Через полчаса он был на Малой Посадской.
Калитка была затворена, но не заперта. Иван прошел через палисадник и постучал в давно не крашенную дверь. Открыла старая, но крепкая на вид женщина в ситцевом платье и фартуке.
– Здравствуйте, Екатерина Сафоновна! – поприветствовал хозяйку Маслов.
– И вам не хворать! – Тараканова явно не узнавала гостя.
– Не признали? Иван я, Маслов, бывший Оськин сослуживец.
Женщина всплеснула руками:
– Ой, не узнала! Старая стала совсем, глазами ослабла! Проходи, проходи, Ваня! – Она провела его в чисто убранную светелку и усадила за стол: – Давай, чайку пока выпей, а я щец согрею.
– Не откажусь. – Маслов снял фуражку и положил ее рядом с собой на лавку. – И чайку выпью, и щец поем, только сперва мне скажите, не был ли Оська у вас в гостях?
Хозяйка села рядом:
– Не был, Вань, как в восемнадцатом уехал, так я его не видала и не слыхала. Ни про него ничего не знаю, ни про внучонка. Живы, аль нет?
Иван пристально поглядел на женщину и понял, что про сына ей известно больше, чем она говорит.
– Живой он, теть Кать, я с ним недавно виделся.
– Да ты что?! Где же ты его видал?
– В Туле.
– В Туле?! Как он?
– Здоров, вид цветущий, костюм хороший, видать, деньжата водятся.
– Ну, слава Богу, слава Богу! – У Таракановой из глаз текли слезы. – Один он был али с семейством?
– Один, в командировку приезжал.
– А почто ж он, окаянный, мать не проведал?
– Да вроде собирался. Я потому к вам и приехал, что думал его здесь застать.
– Не было, Вань, не было его у меня. – Она вытирала глаза кончиком платка.
– И писем от него не было?
– Нет, ни одной весточки.
Маслов помолчал.
Тараканова принесла самовар, чашку, розетку с вареньем и белую булку.
– Ешь, голубчик, а я щи погрею.
Через полчаса на столе появилась дымящаяся миска со щами.
Поев, Иван Владимирович откинулся к стене и, испросив разрешения, закурил.
– Екатерина Сафоновна, а помните, как в восьмом году мы с вами Оську выхаживали, когда его бандиты чуть не убили?
– Помню, Вань, помню! Ох и служба у вас была…
– Да, служба не сахарная. Такая служба, что без крепкой дружбы никак нельзя. Бывало, идем с Оськой банду брать, и оба уверены, что друг друга не подведем. Если один стоит за спиной, значит, другому можно не оглядываться. Вот такие у нас с ним были отношения. А помните, как в восемнадцатом мы его из тюрьмы вытаскивали?

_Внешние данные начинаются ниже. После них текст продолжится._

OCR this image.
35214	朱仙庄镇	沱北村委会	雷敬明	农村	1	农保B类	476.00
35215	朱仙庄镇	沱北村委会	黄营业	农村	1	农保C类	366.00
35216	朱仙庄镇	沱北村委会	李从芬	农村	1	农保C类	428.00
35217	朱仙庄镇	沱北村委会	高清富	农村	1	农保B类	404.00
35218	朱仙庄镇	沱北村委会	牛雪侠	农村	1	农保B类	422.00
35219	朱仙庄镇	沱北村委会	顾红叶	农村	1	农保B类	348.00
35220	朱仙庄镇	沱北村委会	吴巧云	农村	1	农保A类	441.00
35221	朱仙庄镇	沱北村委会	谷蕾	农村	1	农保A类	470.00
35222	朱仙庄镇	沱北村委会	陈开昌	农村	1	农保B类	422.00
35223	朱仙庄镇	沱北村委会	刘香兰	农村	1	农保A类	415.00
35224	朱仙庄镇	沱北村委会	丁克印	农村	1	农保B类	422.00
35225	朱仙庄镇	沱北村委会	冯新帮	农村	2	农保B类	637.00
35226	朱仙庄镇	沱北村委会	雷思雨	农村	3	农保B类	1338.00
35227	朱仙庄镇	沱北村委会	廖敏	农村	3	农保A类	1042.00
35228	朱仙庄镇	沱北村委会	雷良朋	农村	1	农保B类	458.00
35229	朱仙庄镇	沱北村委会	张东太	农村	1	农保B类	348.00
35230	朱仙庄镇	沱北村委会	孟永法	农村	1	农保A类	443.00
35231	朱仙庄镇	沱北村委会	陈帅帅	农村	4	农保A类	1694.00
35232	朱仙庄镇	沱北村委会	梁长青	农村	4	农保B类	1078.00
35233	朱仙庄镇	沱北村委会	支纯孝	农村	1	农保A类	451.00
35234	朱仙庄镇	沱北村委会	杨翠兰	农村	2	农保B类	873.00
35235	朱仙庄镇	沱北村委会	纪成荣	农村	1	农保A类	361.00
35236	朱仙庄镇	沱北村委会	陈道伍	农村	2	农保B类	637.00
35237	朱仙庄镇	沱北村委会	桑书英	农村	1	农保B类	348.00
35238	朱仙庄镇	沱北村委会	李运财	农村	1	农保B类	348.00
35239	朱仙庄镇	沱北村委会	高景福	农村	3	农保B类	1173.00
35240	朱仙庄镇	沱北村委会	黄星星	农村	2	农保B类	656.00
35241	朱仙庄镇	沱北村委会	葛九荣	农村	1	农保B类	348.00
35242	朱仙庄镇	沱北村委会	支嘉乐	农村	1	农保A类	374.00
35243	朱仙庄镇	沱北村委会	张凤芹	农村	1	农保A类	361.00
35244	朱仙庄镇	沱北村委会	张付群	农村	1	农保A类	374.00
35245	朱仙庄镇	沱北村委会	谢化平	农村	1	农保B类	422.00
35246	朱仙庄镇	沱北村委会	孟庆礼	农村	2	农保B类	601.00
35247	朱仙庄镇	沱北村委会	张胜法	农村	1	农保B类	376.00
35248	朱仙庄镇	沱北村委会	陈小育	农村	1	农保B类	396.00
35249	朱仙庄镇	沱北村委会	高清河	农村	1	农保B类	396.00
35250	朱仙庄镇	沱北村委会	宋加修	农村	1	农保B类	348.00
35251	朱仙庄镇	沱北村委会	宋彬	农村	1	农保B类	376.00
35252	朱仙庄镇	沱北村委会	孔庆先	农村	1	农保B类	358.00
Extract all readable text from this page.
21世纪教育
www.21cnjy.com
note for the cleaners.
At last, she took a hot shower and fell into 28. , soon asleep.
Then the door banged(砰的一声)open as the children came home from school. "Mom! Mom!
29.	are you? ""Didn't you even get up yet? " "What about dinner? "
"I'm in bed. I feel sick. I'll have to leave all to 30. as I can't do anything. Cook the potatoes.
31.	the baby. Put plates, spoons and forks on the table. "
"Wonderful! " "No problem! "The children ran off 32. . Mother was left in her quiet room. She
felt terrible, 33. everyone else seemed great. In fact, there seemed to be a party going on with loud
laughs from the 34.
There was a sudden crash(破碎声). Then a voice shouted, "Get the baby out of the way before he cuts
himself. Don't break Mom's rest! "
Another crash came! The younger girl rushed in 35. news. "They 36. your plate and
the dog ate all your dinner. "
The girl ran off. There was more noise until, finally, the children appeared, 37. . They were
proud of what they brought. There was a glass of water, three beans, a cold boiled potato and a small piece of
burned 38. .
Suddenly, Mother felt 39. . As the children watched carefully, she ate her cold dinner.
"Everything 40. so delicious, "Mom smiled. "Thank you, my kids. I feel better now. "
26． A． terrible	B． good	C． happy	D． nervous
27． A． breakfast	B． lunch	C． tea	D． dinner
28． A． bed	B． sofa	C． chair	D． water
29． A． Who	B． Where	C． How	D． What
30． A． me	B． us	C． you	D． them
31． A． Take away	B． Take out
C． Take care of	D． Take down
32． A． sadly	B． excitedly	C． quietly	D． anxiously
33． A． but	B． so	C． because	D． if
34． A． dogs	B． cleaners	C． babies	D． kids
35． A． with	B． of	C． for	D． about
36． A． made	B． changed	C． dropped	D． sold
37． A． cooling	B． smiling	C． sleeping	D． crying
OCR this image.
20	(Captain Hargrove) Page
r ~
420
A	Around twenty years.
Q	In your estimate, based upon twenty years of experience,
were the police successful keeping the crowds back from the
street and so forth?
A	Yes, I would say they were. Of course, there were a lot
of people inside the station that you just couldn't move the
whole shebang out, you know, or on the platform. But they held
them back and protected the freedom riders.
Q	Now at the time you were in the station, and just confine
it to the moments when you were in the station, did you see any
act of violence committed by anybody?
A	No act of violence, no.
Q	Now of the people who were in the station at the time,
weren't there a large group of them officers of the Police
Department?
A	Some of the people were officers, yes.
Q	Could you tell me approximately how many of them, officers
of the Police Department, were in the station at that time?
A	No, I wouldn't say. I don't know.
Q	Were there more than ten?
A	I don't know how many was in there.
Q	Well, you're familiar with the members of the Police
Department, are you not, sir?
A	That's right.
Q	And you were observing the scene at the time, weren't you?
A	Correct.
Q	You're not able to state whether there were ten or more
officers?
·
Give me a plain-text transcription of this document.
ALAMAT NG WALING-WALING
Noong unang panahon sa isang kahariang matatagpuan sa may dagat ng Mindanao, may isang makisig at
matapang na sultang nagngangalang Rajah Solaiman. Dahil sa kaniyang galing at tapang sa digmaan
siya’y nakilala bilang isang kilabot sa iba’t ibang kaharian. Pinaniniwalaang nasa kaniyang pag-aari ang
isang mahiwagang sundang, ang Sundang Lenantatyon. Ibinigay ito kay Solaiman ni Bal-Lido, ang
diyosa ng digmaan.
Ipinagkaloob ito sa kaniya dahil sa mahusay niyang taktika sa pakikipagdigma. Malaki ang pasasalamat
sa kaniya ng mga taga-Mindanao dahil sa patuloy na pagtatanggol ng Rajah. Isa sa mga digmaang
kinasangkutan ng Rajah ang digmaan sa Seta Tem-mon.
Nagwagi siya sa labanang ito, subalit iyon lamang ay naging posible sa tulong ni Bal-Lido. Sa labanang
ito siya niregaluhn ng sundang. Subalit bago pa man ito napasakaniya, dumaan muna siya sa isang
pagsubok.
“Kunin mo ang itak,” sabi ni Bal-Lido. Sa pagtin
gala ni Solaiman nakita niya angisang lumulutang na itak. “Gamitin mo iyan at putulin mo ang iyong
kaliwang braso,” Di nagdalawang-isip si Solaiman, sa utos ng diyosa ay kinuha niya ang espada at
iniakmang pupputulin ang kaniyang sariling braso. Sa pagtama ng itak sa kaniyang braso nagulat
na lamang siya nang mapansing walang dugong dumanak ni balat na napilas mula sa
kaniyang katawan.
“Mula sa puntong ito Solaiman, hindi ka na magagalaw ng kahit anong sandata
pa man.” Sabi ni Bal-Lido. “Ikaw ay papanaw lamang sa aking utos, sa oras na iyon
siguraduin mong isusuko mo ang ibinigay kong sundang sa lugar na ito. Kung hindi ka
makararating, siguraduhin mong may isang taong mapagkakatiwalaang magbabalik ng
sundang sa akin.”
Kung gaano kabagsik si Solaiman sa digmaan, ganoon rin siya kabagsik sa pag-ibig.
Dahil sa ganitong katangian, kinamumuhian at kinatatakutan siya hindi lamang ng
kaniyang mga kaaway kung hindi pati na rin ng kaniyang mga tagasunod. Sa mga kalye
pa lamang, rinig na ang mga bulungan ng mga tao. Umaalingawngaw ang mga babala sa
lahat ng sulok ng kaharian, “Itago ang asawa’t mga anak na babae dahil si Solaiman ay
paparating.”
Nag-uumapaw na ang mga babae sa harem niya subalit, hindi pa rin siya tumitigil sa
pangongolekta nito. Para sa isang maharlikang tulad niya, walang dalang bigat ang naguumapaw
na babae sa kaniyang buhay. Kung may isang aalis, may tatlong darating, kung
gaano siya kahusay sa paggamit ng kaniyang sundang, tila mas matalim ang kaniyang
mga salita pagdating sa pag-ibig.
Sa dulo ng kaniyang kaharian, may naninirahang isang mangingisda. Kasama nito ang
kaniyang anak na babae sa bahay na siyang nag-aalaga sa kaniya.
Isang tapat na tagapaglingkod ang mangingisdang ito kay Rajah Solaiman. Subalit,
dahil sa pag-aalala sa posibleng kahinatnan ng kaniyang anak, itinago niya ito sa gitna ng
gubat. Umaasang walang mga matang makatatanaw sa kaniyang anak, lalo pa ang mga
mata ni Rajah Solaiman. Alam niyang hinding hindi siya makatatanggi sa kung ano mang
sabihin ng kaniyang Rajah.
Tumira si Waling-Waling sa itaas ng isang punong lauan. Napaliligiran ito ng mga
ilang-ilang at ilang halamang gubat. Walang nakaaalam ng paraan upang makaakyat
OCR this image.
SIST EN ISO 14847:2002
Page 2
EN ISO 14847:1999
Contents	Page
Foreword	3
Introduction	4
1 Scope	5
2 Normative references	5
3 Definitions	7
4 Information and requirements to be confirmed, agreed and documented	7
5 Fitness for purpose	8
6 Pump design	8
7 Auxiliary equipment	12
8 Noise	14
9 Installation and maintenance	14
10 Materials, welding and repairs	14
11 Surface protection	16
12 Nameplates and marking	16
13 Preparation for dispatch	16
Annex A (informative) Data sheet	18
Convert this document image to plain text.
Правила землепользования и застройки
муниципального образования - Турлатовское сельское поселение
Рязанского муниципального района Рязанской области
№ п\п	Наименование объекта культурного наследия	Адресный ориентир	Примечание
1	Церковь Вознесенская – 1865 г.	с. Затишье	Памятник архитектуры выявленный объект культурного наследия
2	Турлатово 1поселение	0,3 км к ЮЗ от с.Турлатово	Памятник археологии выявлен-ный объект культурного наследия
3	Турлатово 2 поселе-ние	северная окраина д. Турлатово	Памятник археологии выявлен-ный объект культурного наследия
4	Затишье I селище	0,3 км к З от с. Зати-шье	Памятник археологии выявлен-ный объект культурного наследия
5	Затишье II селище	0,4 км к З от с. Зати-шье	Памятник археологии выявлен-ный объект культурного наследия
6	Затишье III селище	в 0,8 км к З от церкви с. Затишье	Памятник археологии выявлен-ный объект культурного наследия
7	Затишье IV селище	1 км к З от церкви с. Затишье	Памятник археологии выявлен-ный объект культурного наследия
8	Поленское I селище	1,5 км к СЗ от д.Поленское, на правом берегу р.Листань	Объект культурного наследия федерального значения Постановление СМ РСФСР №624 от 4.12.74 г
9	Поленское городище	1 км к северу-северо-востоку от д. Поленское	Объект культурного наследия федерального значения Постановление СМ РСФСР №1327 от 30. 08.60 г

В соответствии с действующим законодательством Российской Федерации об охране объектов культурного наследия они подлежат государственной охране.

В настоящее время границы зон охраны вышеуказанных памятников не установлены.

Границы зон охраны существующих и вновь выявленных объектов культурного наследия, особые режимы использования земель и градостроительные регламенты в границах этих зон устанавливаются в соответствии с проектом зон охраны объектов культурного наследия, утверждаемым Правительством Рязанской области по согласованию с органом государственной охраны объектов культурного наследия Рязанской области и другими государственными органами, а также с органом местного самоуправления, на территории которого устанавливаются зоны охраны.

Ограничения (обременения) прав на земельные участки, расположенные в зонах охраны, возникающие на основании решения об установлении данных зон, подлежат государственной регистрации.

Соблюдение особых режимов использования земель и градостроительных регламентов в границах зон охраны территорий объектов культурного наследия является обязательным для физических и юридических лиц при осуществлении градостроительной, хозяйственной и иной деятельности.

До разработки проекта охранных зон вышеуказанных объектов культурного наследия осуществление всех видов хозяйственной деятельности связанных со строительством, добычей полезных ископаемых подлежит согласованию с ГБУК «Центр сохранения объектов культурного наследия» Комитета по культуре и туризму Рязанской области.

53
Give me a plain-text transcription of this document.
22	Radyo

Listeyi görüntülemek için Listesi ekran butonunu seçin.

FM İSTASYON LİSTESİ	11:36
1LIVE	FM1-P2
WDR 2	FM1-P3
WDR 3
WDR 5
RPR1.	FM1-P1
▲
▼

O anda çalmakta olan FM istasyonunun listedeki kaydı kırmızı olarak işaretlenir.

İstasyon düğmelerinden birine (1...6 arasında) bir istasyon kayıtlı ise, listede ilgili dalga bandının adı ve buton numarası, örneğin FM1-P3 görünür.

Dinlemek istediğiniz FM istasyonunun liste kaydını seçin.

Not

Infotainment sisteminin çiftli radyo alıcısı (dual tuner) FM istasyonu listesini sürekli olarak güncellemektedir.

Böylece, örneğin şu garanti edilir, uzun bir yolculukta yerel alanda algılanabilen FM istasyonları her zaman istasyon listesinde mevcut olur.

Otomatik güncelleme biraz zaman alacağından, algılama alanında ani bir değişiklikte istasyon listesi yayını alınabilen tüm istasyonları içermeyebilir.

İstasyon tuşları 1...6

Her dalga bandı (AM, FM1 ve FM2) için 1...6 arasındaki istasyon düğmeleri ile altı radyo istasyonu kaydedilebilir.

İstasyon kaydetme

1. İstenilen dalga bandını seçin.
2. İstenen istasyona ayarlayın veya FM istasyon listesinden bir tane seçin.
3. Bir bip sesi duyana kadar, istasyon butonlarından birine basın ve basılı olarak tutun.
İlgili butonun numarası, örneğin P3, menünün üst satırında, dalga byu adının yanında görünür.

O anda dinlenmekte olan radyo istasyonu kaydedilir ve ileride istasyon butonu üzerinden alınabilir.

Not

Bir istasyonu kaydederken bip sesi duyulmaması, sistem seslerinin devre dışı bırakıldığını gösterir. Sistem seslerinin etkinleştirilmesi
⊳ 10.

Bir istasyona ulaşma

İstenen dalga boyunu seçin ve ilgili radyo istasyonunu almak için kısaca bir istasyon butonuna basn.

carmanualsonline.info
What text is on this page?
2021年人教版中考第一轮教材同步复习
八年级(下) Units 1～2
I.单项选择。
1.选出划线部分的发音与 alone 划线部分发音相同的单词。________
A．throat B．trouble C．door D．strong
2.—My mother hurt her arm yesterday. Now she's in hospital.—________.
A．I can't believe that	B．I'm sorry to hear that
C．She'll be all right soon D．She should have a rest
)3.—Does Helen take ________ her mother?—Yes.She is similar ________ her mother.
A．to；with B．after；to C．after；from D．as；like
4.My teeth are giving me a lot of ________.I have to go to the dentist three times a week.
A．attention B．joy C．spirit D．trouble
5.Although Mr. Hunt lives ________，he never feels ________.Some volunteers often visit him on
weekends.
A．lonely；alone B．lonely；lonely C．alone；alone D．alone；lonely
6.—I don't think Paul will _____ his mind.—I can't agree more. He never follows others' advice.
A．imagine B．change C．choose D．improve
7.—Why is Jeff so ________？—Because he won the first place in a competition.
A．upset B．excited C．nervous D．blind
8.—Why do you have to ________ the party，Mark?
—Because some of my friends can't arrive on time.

– Помню, и век тебе за это благодарна.
– Ну а раз помните, так чего ж вы правду мне не говорите?!
– Какую правду, Вань? – Тараканова опустила глаза.
– А такую, что от меня к вам Оська собирался. Неужто вы во мне не уверены? Неужто думаете, что я его продам?
Екатерина Сафоновна села:
– Не было его у меня. Не было. А вот письмо прислал. Завтра в Москве меня будет ждать, на Саратовском вокзале, в час, у паровоза.
Когда Маслов собрался уходить, хозяйка сказала:
– Может, все-таки съездить, Вань?
– Теть Кать, ну мы же уже обо всем договорились! За вами могут следить. Поедете – ЧК на него наведете.
– Да, да… – сказала Тараканова безнадежно. – Ну ты уж поцелуй его за меня, скажи, что все у меня хорошо, жива, на здоровье не жалуюсь, коровки меня кормят.
– А вы ему напишите, в Нарву, на Главпочтамт, до востребования.
– А разве можно за границу письма писать? – Оськина мать всплеснула руками.
– Теперь разрешают.
– Ой, напишу, обязательно напишу. А ты скажи ему, чтоб получил. Ступай-ка, Вань, на всякий случай, через огород. Там сзади калиточка есть, через нее выйдешь, в овраг спустишься, потом по переулку поднимешься и окажешься на Большой Московской. Пойдем, я тебя провожу.
Вернувшись в избу, хозяйка, не раздеваясь, легла на кровать, повернулась лицом к стенке и беззвучно зарыдала.
Поздно вечером Буевич вошел в кабинет Матсона, держа в руке тонкую бумажную папку.
– Разрешите, товарищ начальник?
– Заходи, заходи. Ну, чего хорошего скажешь?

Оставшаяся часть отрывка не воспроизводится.